LE CAIRE – « Vous êtes l’autorité, au-dessus de toute autre autorité. Vous êtes les protecteurs, quiconque cherche une protection ailleurs serait dans l’erreur… que l’armée et la police se le tiennent pour dit, » a déclaré le nouveau président élu Égyptien, Mohamed Morsi, devant des centaines de milliers de personnes présentes sur la place Tahrir. C’est ainsi qu’un homme emprisonné à la suite du « vendredi de la colère » (le 28 janvier 2011) prêtait serment quelques mois plus tard à Tahrir, le jour du « vendredi du transfert de pouvoir » (le 29 juin 2012). Mais il s’en est fallu de peu.Dix jours plus tôt, le 19 juin, je me trouvais sur la place Tahrir en compagnie d’un groupe d’anciens membres du parlement égyptien. L’un deux avait reçu un appel téléphonique l’informant qu’un dirigeant de premier plan des Frères Musulmans allait arriver pour annoncer que le groupe était victime de chantage : il s’agissait d’accepter l’addendum constitutionnel décrété par le Conseil suprême des Forces armées (CSFA), qui consistait en pratique à éviscérer la présidence, ou alors l’issue de l’élection présidentielle ne serait pas décidée en faveur des Frères. Une heure plus tard, l’éminente figure ne s’était toujours pas présentée. « Les débats étaient sur le point de s’effondrer, mais ils ont repris, » a déclaré l’ancien membre du parlement. « Retenez votre souffle. »

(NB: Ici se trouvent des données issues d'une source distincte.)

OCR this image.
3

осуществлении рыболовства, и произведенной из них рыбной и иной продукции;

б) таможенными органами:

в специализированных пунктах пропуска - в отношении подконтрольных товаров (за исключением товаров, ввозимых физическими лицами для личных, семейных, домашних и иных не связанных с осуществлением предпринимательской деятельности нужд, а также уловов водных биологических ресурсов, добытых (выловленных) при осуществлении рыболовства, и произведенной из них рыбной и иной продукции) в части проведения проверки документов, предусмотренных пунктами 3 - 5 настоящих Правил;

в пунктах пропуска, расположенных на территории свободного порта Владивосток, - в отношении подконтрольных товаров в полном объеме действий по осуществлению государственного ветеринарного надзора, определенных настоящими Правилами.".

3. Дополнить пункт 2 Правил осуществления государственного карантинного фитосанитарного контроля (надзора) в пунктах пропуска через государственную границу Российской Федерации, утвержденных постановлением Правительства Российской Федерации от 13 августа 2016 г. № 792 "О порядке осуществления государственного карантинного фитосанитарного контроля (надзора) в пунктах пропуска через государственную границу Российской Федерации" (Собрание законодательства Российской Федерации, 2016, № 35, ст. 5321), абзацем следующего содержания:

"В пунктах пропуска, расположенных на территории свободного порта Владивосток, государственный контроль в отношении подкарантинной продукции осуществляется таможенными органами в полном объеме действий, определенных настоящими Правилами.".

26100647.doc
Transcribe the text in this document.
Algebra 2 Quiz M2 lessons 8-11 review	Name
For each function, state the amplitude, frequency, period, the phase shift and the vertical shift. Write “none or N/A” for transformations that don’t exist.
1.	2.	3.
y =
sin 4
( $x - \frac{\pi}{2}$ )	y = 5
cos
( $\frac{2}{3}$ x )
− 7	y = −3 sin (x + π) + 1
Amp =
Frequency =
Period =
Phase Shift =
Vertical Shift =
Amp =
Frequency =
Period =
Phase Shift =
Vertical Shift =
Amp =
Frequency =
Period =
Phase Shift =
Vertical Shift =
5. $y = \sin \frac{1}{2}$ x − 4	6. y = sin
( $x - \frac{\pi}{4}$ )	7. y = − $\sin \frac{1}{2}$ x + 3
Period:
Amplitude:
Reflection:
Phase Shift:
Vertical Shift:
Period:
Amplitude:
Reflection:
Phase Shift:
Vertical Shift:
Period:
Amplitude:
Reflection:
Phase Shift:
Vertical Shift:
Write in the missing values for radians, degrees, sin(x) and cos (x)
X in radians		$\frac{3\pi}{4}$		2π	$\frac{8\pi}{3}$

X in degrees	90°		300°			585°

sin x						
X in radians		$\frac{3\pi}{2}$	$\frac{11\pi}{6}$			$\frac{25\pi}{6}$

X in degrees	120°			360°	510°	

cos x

La victoire en Égypte des Frères Musulmans, à travers Morsi, conclut la première élection présidentielle véritablement libre, soit une étape historique sur le chemin tortueux de la démocratisation de l’Égypte. Ahmed Shafiq, adversaire politique de Morsi et ancien Premier ministre d’Hosni Moubarak, n’avait aucune chance de remporter le scrutin, malgré le soutien d’une puissante machine de propagande étatique et de nombreux acteurs influents. « Combien d’électeurs espèrent-ils duper, convaincre, ou acheter ? Notre mémoire n’est pas aussi courte que la leur, » me confiait un chauffeur de taxi que j’interrogeais sur la question de savoir s’il serait disposé à voter pour Shafiq.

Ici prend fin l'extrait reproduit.